Nikola Bakarić, University of Applied Sciences Velika Gorica, Croatia

Address for correspondence: Nikola Bakarić, University of Applied Sciences Velika Gorica, Croatia, e-mail: nikola.bakaric@vvg.hr

DOI: https://doi.org/10.51381/adrs.v5i1-2.435

Abstract

This paper attempts to use keywords in order to establish their information value in understanding main topics and trends in crisis management research on the example of the Crisis Management Days conference proceedings. It uses natural language processing methodology, statistical analysis, and design of semantic network graphs to investigate topics and trends in the field of crisis management in Croatia and the region over the span of 13 years. Additional goal of the paper is establishing the validity of semantic distance analysis based solely on author keywords. The results not only reveal certain trends and clusters of conference topics, but show that the method holds potential for further research.

Keywords

semantic networks, semantic vectors, keywords, crisis management, unsupervised learning


1. Introduction

The research presented here will attempt to offer insight into the use of semantic networks based on keywords as a tool for the analysis of academic writing. First direction of investigation is the analysis of the development of the topics and subjects addressed in the proceedings of the Crisis Management Days conferences. This international scientific and professional conference organised by the University of Applied Sciences Velika Gorica deals with various aspects of crisis management. The conference is a yearly event that was first held in 2007. It covers several re-occurring topics such as crisis management, communication, related legislation, national security, risk management, critical infrastructure, public health, business continuity, information security, climate and ecology. The languages of the conference are both English and Croatian, and most of the conference papers are written in Croatian. However, almost all papers have an English version of the abstract and keywords. The second direction of investigation is to test the proposed natural language processing methodology used to semantically analyse and present the extracted keywords in a semantic network.

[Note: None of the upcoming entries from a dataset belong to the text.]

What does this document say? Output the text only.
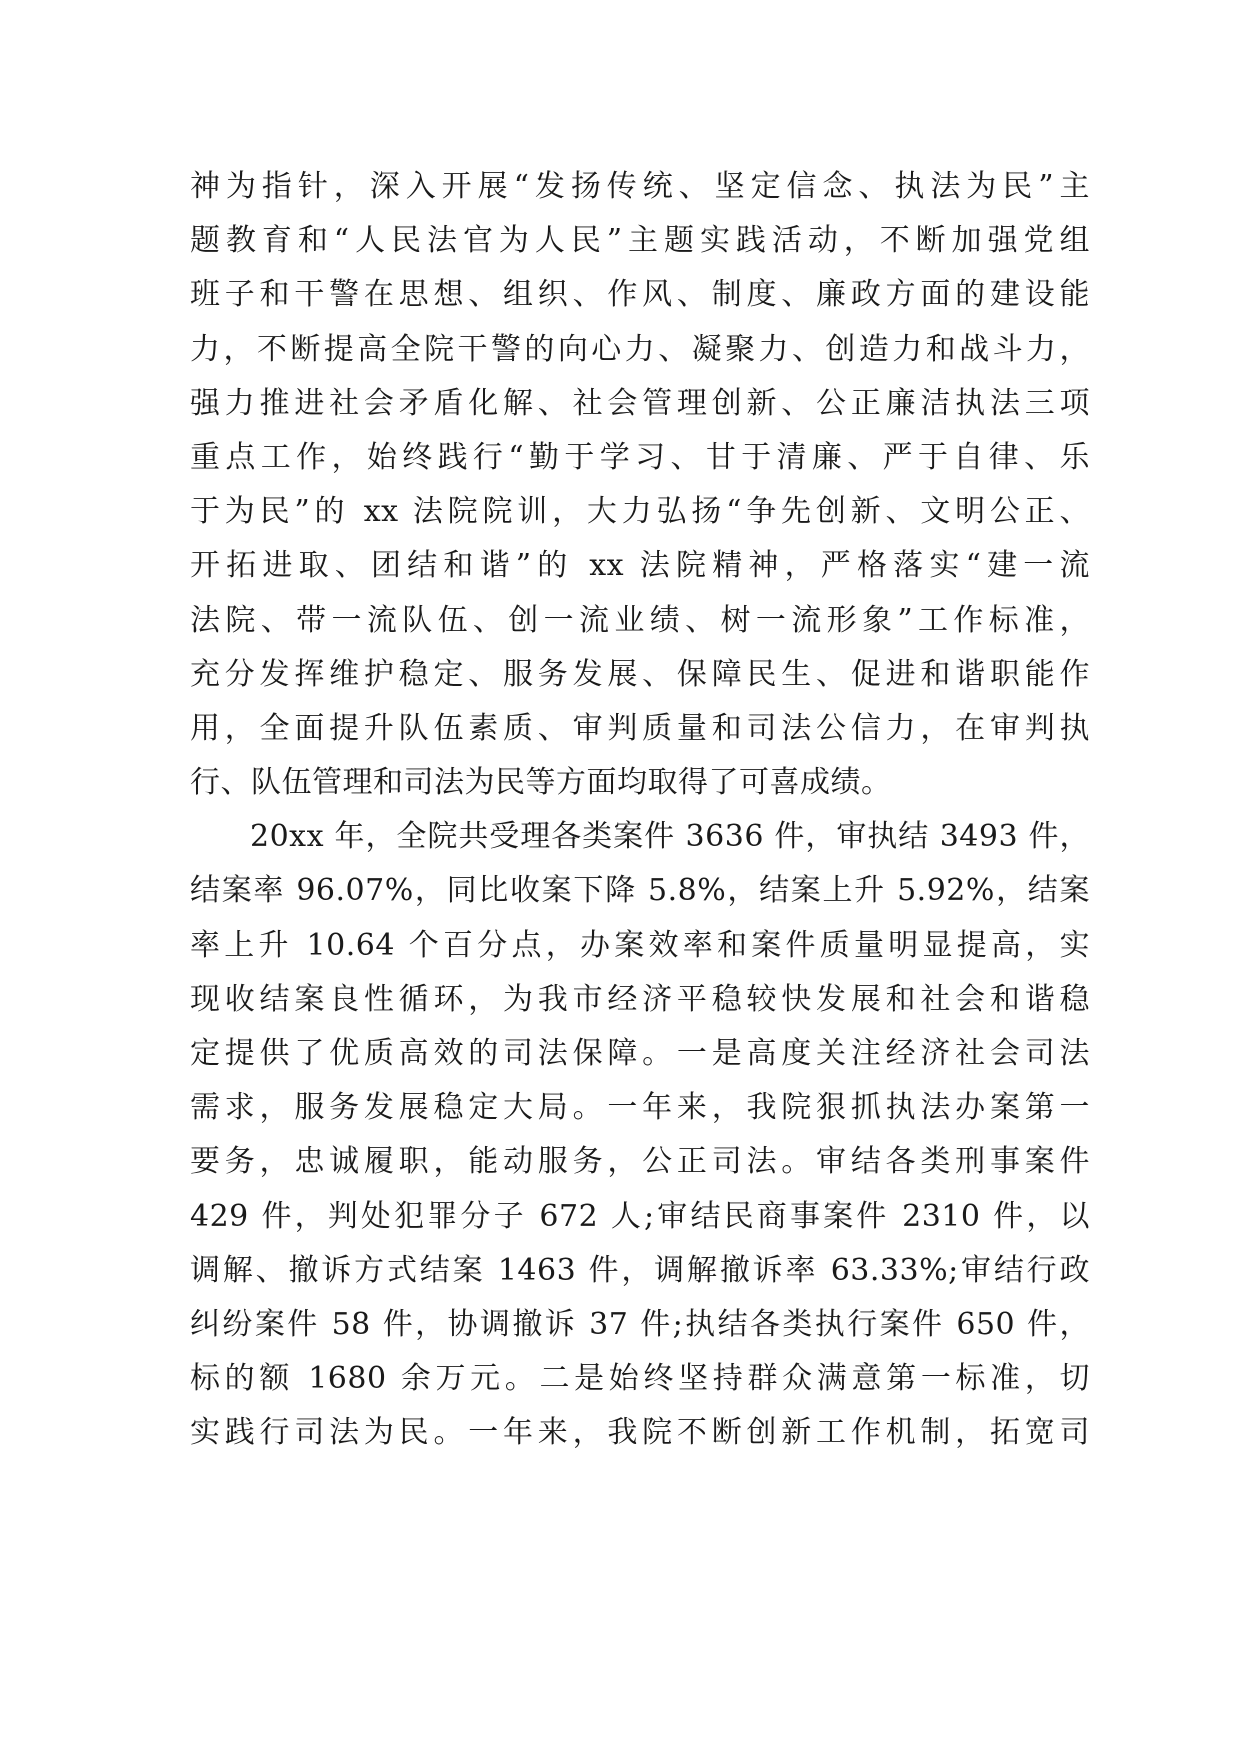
神为指针，深入开展“发扬传统、坚定信念、执法为民”主
题教育和“人民法官为人民”主题实践活动，不断加强党组
班子和干警在思想、组织、作风、制度、廉政方面的建设能
力，不断提高全院干警的向心力、凝聚力、创造力和战斗力，
强力推进社会矛盾化解、社会管理创新、公正廉洁执法三项
重点工作，始终践行“勤于学习、甘于清廉、严于自律、乐
于为民”的 xx 法院院训，大力弘扬“争先创新、文明公正、
开拓进取、团结和谐”的 xx 法院精神，严格落实“建一流
法院、带一流队伍、创一流业绩、树一流形象”工作标准，
充分发挥维护稳定、服务发展、保障民生、促进和谐职能作
用，全面提升队伍素质、审判质量和司法公信力，在审判执
行、队伍管理和司法为民等方面均取得了可喜成绩。
20xx 年，全院共受理各类案件 3636 件，审执结 3493 件，
结案率 96.07%，同比收案下降 5.8%，结案上升 5.92%，结案
率上升 10.64 个百分点，办案效率和案件质量明显提高，实
现收结案良性循环，为我市经济平稳较快发展和社会和谐稳
定提供了优质高效的司法保障。一是高度关注经济社会司法
需求，服务发展稳定大局。一年来，我院狠抓执法办案第一
要务，忠诚履职，能动服务，公正司法。审结各类刑事案件
429 件，判处犯罪分子 672 人;审结民商事案件 2310 件，以
调解、撤诉方式结案 1463 件，调解撤诉率 63.33%;审结行政
纠纷案件 58 件，协调撤诉 37 件;执结各类执行案件 650 件，
标的额 1680 余万元。二是始终坚持群众满意第一标准，切
实践行司法为民。一年来，我院不断创新工作机制，拓宽司
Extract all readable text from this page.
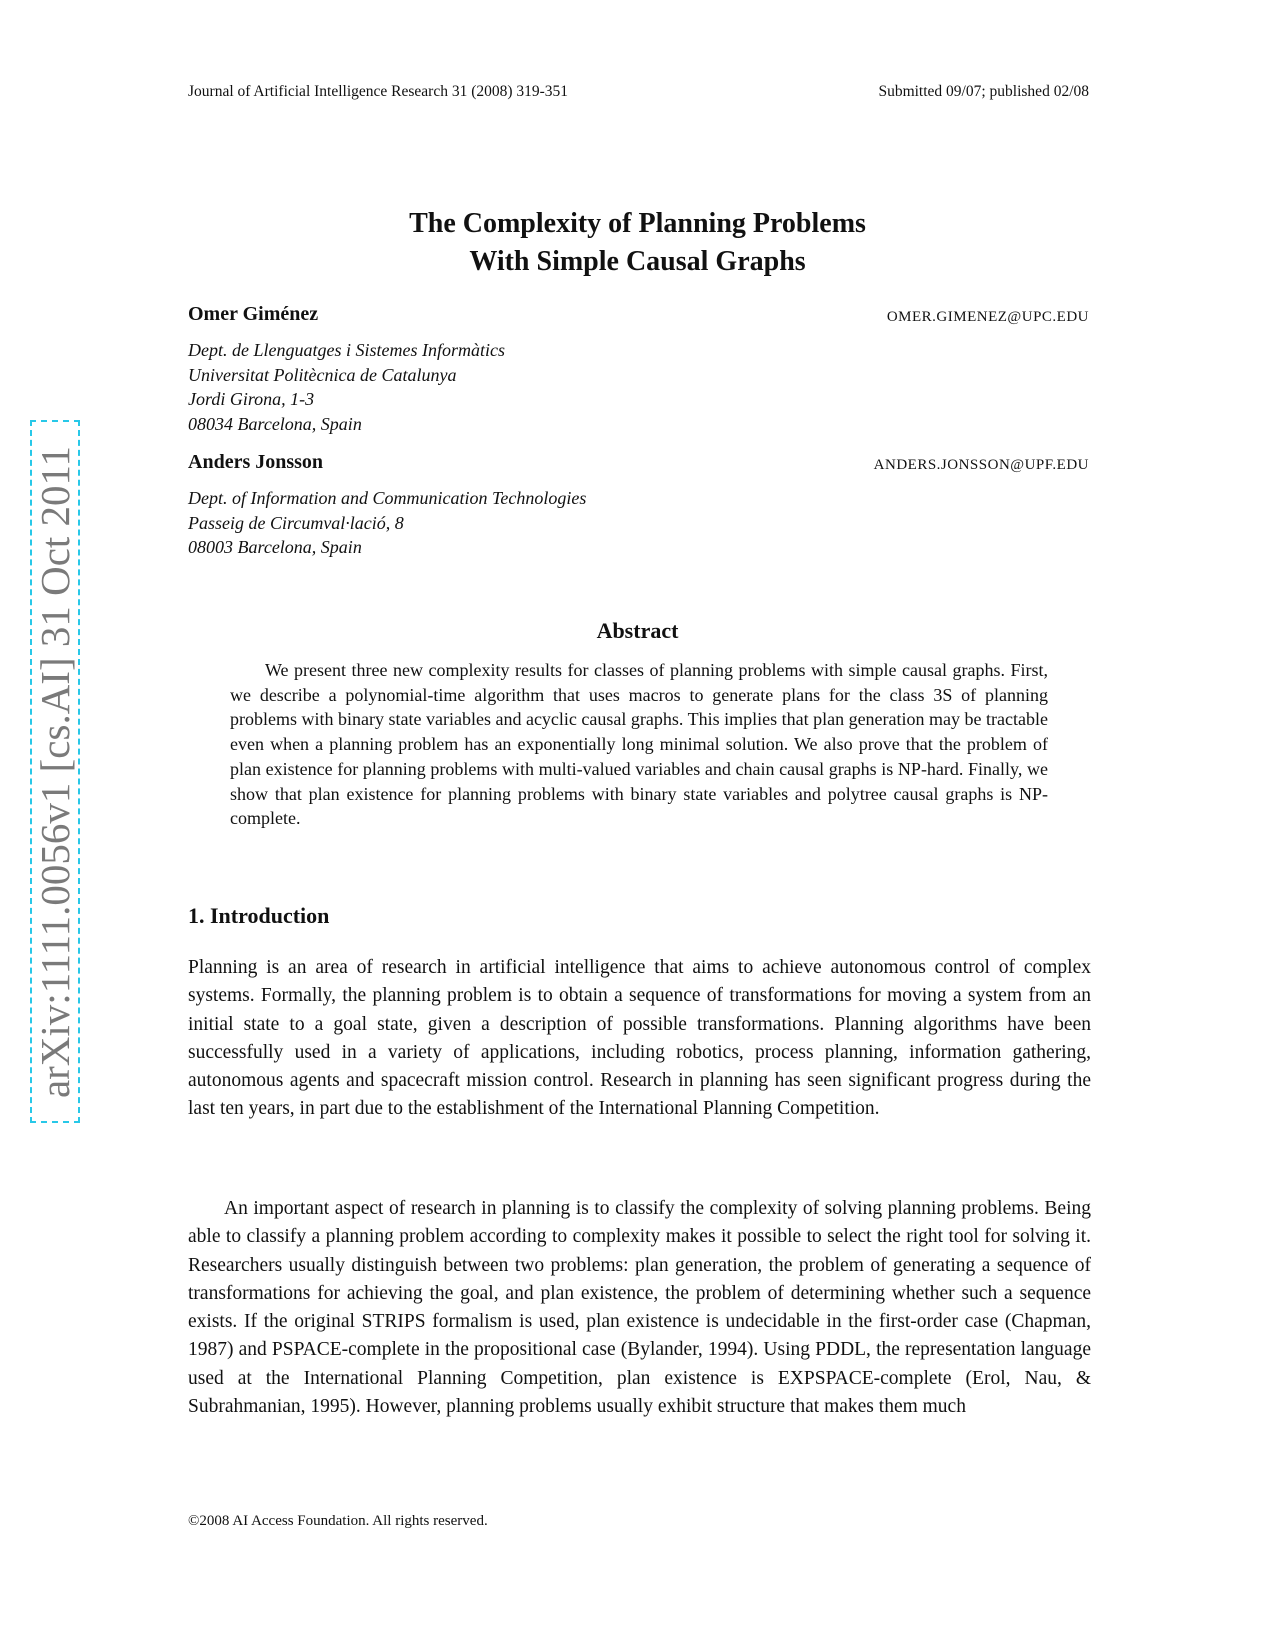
arXiv:1111.0056v1 [cs.AI] 31 Oct 2011
Journal of Artificial Intelligence Research 31 (2008) 319-351	Submitted 09/07; published 02/08
The Complexity of Planning Problems
With Simple Causal Graphs
Omer Giménez	OMER.GIMENEZ@UPC.EDU
Dept. de Llenguatges i Sistemes Informàtics
Universitat Politècnica de Catalunya
Jordi Girona, 1-3
08034 Barcelona, Spain
Anders Jonsson	ANDERS.JONSSON@UPF.EDU
Dept. of Information and Communication Technologies
Passeig de Circumval·lació, 8
08003 Barcelona, Spain
Abstract
We present three new complexity results for classes of planning problems with simple causal graphs. First, we describe a polynomial-time algorithm that uses macros to generate plans for the class 3S of planning problems with binary state variables and acyclic causal graphs. This implies that plan generation may be tractable even when a planning problem has an exponentially long minimal solution. We also prove that the problem of plan existence for planning problems with multi-valued variables and chain causal graphs is NP-hard. Finally, we show that plan existence for planning problems with binary state variables and polytree causal graphs is NP-complete.
1. Introduction
Planning is an area of research in artificial intelligence that aims to achieve autonomous control of complex systems. Formally, the planning problem is to obtain a sequence of transformations for moving a system from an initial state to a goal state, given a description of possible transformations. Planning algorithms have been successfully used in a variety of applications, including robotics, process planning, information gathering, autonomous agents and spacecraft mission control. Research in planning has seen significant progress during the last ten years, in part due to the establishment of the International Planning Competition.
An important aspect of research in planning is to classify the complexity of solving planning problems. Being able to classify a planning problem according to complexity makes it possible to select the right tool for solving it. Researchers usually distinguish between two problems: plan generation, the problem of generating a sequence of transformations for achieving the goal, and plan existence, the problem of determining whether such a sequence exists. If the original STRIPS formalism is used, plan existence is undecidable in the first-order case (Chapman, 1987) and PSPACE-complete in the propositional case (Bylander, 1994). Using PDDL, the representation language used at the International Planning Competition, plan existence is EXPSPACE-complete (Erol, Nau, & Subrahmanian, 1995). However, planning problems usually exhibit structure that makes them much
©2008 AI Access Foundation. All rights reserved.
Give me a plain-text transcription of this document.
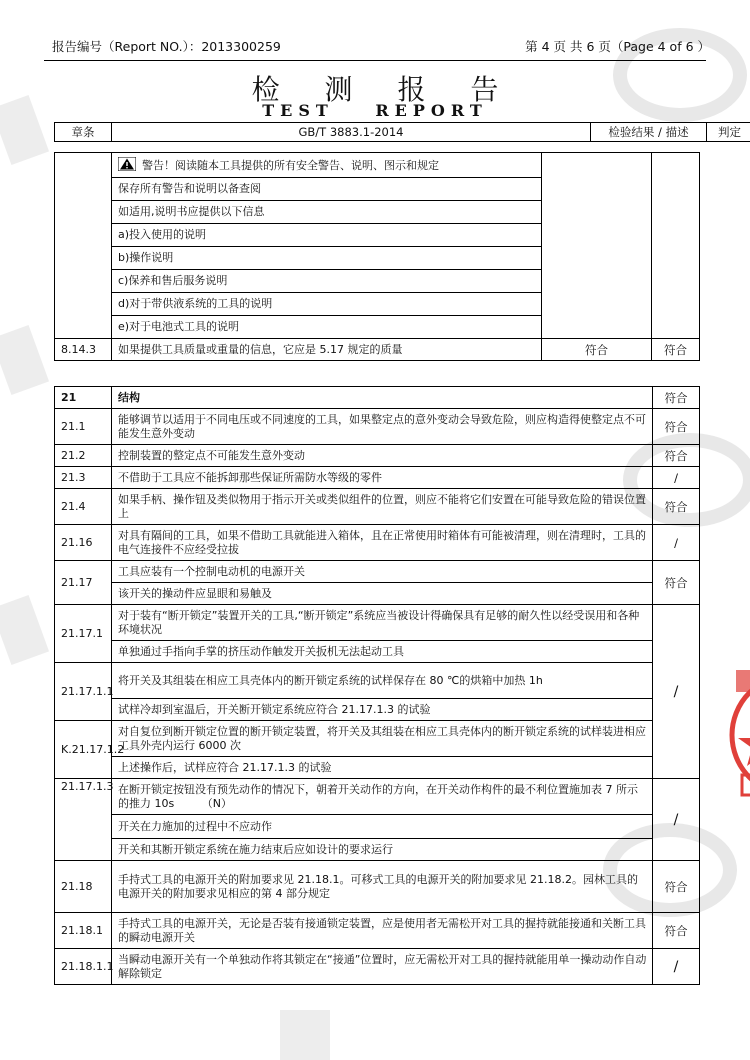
报告编号（Report NO.）：2013300259	第 4 页 共 6 页（Page 4 of 6 ）
检 测 报 告
TEST REPORT
章条	GB/T 3883.1-2014	检验结果 / 描述	判定
	警告！阅读随本工具提供的所有安全警告、说明、图示和规定		
	保存所有警告和说明以备查阅		
	如适用,说明书应提供以下信息		
	a)投入使用的说明		
	b)操作说明		
	c)保养和售后服务说明		
	d)对于带供液系统的工具的说明		
	e)对于电池式工具的说明		
8.14.3	如果提供工具质量或重量的信息，它应是 5.17 规定的质量	符合	符合
21	结构	符合
21.1	能够调节以适用于不同电压或不同速度的工具，如果整定点的意外变动会导致危险，则应构造得使整定点不可能发生意外变动	符合
21.2	控制装置的整定点不可能发生意外变动	符合
21.3	不借助于工具应不能拆卸那些保证所需防水等级的零件	/
21.4	如果手柄、操作钮及类似物用于指示开关或类似组件的位置，则应不能将它们安置在可能导致危险的错误位置上	符合
21.16	对具有隔间的工具，如果不借助工具就能进入箱体，且在正常使用时箱体有可能被清理，则在清理时，工具的电气连接件不应经受拉拔	/
21.17	工具应装有一个控制电动机的电源开关	符合
	该开关的操动件应显眼和易触及	
21.17.1	对于装有“断开锁定”装置开关的工具,“断开锁定”系统应当被设计得确保具有足够的耐久性以经受误用和各种环境状况	/
	单独通过手指向手掌的挤压动作触发开关扳机无法起动工具	
21.17.1.1	将开关及其组装在相应工具壳体内的断开锁定系统的试样保存在 80 ℃的烘箱中加热 1h	
	试样冷却到室温后，开关断开锁定系统应符合 21.17.1.3 的试验	
K.21.17.1.2	对自复位到断开锁定位置的断开锁定装置，将开关及其组装在相应工具壳体内的断开锁定系统的试样装进相应工具外壳内运行 6000 次	
	上述操作后，试样应符合 21.17.1.3 的试验	
21.17.1.3	在断开锁定按钮没有预先动作的情况下，朝着开关动作的方向，在开关动作构件的最不利位置施加表 7 所示的推力 10s　　　（N）	/
	开关在力施加的过程中不应动作	
	开关和其断开锁定系统在施力结束后应如设计的要求运行	
21.18	手持式工具的电源开关的附加要求见 21.18.1。可移式工具的电源开关的附加要求见 21.18.2。园林工具的电源开关的附加要求见相应的第 4 部分规定	符合
21.18.1	手持式工具的电源开关，无论是否装有接通锁定装置，应是使用者无需松开对工具的握持就能接通和关断工具的瞬动电源开关	符合
21.18.1.1	当瞬动电源开关有一个单独动作将其锁定在“接通”位置时，应无需松开对工具的握持就能用单一操动动作自动解除锁定	/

The next chapter will provide a brief overview of related research and theoretical background of the selected approach and methodology. Third chapter will introduce the data source and its preparation while the fourth will list the methodology and steps taken to analyse and process the dataset. Fifth chapter will provide an overview of the results; keyword frequencies and semantic network graphs, accompanied by a discussion. Final chapter will try to offer a conclusion of the presented work and future lines of research.

2. Related work

Semantic networks are an important tool in knowledge representation and are used for modelling sematic relationships and presenting them in the form of graphs (Sowa, 1991). Developments in machine learning and natural language processing techniques have enabled researchers to build semantic networks on large scale textual data. Recent developments in artificial intelligence, namely the development of large language models, are in part connected to semantic networks and their interplay is currently an area of great interest  (Tang et al., 2023).

The primary method used in this paper is based on word representation using vectors. This is an established method for determining semantic similarity or distances between words, and building upon that, larger text entities such as documents (Manning & Schütze, 1999, p. 294). The limitations of this method are being overcome by larger training models and increase in computing power.

In the field of bibliometrics, a combination of qualitative and quantitative content analysis using research papers’ keywords and their semantic relationships has been detected as a tool with great potential in monitoring particular research areas by several authors (Weismayer & Pezenka, 2017a) (González et al., 2018). They argue that a keyword analysis approach, rather than a full-text approach, simplifies the process as the keywords describe (or should describe) the content of the article. Other researchers combine keyword analysis with bibliometric methodology in order to determine which keywords correspond to high or low citation numbers and development of new research areas (Pesta et al., 2018). Keywords are being used as the basis for constructing knowledge structures or networks (Su & Lee, 2010) while some researchers are designing automated taxonomy construction procedures in combination with machine learning algorithms (Song et al., 2015) based on them.


3. Keyword extraction and dataset preparation

The keywords were extracted from 13 available proceedings of the Crisis Management Days conference. The first available proceedings were published in 2011 and the last in 2023, as open access documents available online[1]. The conference proceedings were originally PDF files which were converted to plain text. The keywords were extracted to a separate file which contained the year of the conference and the keyword set. In total, 730 sets of keywords were extracted, containing 3025 individual keywords. Further analysis returned 1873 distinct keywords whose occurrence was counted to create a frequency list.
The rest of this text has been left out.